Nomad: In the Footsteps of Bruce Chatwin is streaming beginning August 26 via the Film Forum's Virtual Cinema. Click here for access.
This fascinating and idiosyncratic documentary by Werner Herzog looks at the life and legacy of Bruce Chatwin (1940 - 1989), a traveler, art expert, and seeker of the bizarre and the mysterious aspects of the human adventure. The filmmaker considers him to be a "kindred spirit." They shared not only a friendship but also the quest for strange places, secret knowledge, ancient wisdom, profound beauty, and facts that can be reframed by the imagination.
Herzog serves as the narrator of this documentary which is divided into chapters based on Chatwin's books. It also presents commentary by his biographer Nicholas Shakespeare; interviews with Chatwin's wife about her husband's sexual proclivities; and memories of this extraordinary writer by friends and colleagues. It is very pleasing to watch Herzog poke around a site in Patagonia where years earlier Chatwin was thrilled to be in a place where giant sloths had once ambled around.
After being praised as an outstanding travel writer, Chatwin decided to visit Australia and to listen to aboriginal elders who were the country's archetypal wanderers and desert dwellers. They introduced him to the songlines, the labyrinth of invisible pathways meandering all over Australia. The aboriginals call them "the footprints of the ancestors." Herzog talks with some elders who admired Chatwin and his approach to their culture.

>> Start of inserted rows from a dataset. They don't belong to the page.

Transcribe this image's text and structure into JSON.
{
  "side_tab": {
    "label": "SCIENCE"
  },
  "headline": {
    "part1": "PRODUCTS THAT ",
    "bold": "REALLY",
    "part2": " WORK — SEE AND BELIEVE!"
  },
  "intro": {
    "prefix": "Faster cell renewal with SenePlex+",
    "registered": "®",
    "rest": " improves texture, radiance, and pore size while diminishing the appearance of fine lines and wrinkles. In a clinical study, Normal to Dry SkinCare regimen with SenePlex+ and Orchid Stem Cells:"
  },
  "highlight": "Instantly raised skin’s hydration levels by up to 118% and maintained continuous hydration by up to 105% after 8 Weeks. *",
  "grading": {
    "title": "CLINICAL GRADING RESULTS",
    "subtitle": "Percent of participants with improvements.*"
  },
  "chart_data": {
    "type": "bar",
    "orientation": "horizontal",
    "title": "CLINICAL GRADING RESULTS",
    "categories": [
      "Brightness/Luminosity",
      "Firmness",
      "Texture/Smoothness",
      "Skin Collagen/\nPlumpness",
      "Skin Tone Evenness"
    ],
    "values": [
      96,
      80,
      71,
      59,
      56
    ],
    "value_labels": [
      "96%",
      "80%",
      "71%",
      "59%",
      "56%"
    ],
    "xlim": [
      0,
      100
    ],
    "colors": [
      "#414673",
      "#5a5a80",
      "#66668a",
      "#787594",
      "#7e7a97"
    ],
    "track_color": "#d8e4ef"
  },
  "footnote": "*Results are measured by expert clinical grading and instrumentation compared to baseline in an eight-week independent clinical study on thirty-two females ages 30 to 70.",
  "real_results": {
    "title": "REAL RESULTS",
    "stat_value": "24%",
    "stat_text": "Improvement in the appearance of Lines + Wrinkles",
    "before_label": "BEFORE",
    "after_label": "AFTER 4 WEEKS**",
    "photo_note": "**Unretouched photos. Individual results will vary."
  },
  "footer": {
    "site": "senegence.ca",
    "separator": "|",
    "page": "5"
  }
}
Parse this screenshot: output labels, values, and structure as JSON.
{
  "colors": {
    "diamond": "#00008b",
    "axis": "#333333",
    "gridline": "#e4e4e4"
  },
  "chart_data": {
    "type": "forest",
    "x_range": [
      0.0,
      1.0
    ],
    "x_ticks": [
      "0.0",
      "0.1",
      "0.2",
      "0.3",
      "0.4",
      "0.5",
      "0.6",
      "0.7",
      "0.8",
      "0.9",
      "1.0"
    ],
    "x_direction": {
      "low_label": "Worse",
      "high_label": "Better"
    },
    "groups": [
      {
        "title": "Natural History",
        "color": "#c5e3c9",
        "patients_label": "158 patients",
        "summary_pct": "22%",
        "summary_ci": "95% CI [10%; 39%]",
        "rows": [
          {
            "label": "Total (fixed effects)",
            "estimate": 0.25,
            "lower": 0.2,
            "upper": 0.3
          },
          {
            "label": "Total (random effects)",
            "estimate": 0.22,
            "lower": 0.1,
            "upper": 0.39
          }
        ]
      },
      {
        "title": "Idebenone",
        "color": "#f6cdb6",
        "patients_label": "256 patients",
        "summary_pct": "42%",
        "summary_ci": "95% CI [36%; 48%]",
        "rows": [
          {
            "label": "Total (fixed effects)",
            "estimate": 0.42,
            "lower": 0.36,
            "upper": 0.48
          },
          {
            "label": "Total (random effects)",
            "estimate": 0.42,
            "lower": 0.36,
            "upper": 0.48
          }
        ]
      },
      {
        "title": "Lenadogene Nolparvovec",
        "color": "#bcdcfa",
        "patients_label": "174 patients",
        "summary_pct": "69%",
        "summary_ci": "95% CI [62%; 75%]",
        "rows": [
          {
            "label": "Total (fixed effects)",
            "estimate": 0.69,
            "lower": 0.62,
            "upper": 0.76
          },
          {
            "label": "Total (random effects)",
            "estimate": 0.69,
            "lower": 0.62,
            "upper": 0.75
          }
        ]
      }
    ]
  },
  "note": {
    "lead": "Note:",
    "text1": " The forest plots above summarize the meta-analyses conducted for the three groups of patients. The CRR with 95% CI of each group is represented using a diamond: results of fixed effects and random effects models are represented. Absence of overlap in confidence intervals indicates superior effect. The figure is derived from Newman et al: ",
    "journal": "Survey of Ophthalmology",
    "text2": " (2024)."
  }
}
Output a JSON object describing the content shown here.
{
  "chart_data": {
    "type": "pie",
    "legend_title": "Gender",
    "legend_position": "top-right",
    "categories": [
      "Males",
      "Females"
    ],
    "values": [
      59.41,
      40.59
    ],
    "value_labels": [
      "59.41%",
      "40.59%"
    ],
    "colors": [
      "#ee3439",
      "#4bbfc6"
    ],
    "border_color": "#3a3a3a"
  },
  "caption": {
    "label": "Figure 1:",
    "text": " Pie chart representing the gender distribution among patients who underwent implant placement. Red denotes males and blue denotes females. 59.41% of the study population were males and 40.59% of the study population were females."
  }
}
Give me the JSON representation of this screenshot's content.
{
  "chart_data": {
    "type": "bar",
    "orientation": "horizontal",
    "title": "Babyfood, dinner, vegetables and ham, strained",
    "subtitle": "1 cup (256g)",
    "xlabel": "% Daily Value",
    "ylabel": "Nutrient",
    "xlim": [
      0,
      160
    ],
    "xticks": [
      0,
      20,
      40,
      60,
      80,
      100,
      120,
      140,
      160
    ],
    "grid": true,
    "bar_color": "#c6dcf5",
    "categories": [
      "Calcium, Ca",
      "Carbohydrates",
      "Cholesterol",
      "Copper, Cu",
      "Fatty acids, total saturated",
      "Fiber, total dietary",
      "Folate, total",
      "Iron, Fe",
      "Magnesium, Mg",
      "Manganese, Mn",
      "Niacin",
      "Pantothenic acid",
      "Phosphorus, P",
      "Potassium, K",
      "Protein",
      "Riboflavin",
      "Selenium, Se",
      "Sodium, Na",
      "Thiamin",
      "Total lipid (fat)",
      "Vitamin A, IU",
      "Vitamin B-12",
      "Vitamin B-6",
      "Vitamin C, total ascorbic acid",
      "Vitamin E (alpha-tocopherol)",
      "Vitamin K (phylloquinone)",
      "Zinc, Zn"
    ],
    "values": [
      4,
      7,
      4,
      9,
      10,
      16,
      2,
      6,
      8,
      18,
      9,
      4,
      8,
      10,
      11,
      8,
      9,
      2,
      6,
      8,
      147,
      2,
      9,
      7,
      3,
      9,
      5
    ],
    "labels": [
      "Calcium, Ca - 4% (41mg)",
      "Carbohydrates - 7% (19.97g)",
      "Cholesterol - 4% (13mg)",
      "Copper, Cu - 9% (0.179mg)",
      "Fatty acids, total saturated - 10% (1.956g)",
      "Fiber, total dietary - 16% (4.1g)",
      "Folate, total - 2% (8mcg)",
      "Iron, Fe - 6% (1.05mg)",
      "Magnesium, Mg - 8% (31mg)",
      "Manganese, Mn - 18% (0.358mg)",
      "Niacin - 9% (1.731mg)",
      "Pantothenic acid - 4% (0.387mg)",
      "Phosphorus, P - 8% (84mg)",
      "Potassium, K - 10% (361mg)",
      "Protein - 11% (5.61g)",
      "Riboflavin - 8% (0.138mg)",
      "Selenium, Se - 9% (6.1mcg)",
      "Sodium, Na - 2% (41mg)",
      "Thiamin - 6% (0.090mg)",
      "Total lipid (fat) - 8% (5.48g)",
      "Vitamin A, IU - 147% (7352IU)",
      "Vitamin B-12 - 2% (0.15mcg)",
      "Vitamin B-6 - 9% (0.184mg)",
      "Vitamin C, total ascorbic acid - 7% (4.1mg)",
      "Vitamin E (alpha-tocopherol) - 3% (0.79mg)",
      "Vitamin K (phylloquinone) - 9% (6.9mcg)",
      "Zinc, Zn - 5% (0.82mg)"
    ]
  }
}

Another bond between Herzog and Chatwin was their mutual respect for "the sacramental aspect of walking." It seems appropriate, then, that Herzog has inherited Chatwin's leather and weather-beaten travel bag.
This spiritually edifying documentary shows how this simple yet inspirational habit fosters insight, creativity, and camaraderie. It seems appropriate, then, that Herzog carried Chatwin's leather, weather-beaten travel bag during the documentary.